On 10 March 2014, the ship joined the search for Malaysia Airlines Flight 370 two days after it went missing over the South China Sea. Kidd was the second Navy ship to be deployed in the search. She joined , and more than 40 other ships and 32 aircraft from Malaysia, Australia, China, India, Thailand, Indonesia, Singapore, Taiwan, Vietnam, New Zealand, and the Philippines taking part in the search and rescue. On 14 March it was announced that Kidd would be relocated to the Indian Ocean in search of the plane, since new evidence pointed to the possibility of the plane being there.

===2020 COVID-19 pandemic===

On 24 April 2020, the United States Navy reported that a sailor assigned to Kidd had tested positive for the virus after being medically evacuated the previous day from operations at sea. After the sailor's test returned positive, the Navy sent a medical team to the ship to conduct contact tracing and test sailors for the virus on board. By the morning of 24 April, 17 additional sailors tested positive, with additional cases expected as testing continued.

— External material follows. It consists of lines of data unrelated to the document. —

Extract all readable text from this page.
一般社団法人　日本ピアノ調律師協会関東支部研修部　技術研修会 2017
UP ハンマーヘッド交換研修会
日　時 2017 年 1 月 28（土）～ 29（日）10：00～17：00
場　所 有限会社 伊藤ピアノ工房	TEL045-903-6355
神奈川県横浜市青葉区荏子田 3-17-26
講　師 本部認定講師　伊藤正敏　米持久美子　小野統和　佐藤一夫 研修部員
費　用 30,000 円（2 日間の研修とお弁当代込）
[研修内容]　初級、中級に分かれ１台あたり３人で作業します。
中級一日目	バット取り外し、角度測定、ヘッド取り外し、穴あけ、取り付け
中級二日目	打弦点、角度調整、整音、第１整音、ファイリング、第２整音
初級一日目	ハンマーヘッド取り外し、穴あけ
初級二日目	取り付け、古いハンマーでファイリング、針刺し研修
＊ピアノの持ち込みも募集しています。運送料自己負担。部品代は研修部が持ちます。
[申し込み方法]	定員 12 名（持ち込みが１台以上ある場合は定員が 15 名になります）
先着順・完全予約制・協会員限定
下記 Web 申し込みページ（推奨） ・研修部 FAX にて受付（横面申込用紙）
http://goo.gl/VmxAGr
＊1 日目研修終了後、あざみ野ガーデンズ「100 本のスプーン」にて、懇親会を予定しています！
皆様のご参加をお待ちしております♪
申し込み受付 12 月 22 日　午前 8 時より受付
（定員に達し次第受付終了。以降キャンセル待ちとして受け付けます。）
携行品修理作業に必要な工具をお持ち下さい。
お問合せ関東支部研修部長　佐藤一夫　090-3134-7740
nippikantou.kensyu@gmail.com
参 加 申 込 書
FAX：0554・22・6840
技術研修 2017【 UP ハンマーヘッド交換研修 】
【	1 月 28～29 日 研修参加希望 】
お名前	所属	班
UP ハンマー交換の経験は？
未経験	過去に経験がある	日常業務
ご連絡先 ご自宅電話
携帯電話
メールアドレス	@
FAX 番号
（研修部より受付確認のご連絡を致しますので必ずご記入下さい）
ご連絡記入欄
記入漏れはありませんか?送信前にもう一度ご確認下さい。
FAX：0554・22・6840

The initial patient was stable and recovering at a medical facility in San Antonio, Texas. It was planned for Kidd to return to port so that she could be disinfected. This was the second instance of the coronavirus being found aboard an American naval ship that had been deployed.

=== In popular culture ===
The ship was featured in the Michael Bay film Transformers: Revenge of the Fallen (2009). In the film, the ship had a rail gun used to shoot and kill a Decepticon named Devastator. However, it was USS Preble (DDG-88) that was filmed during the production of the movie to portray as the USS Kidd.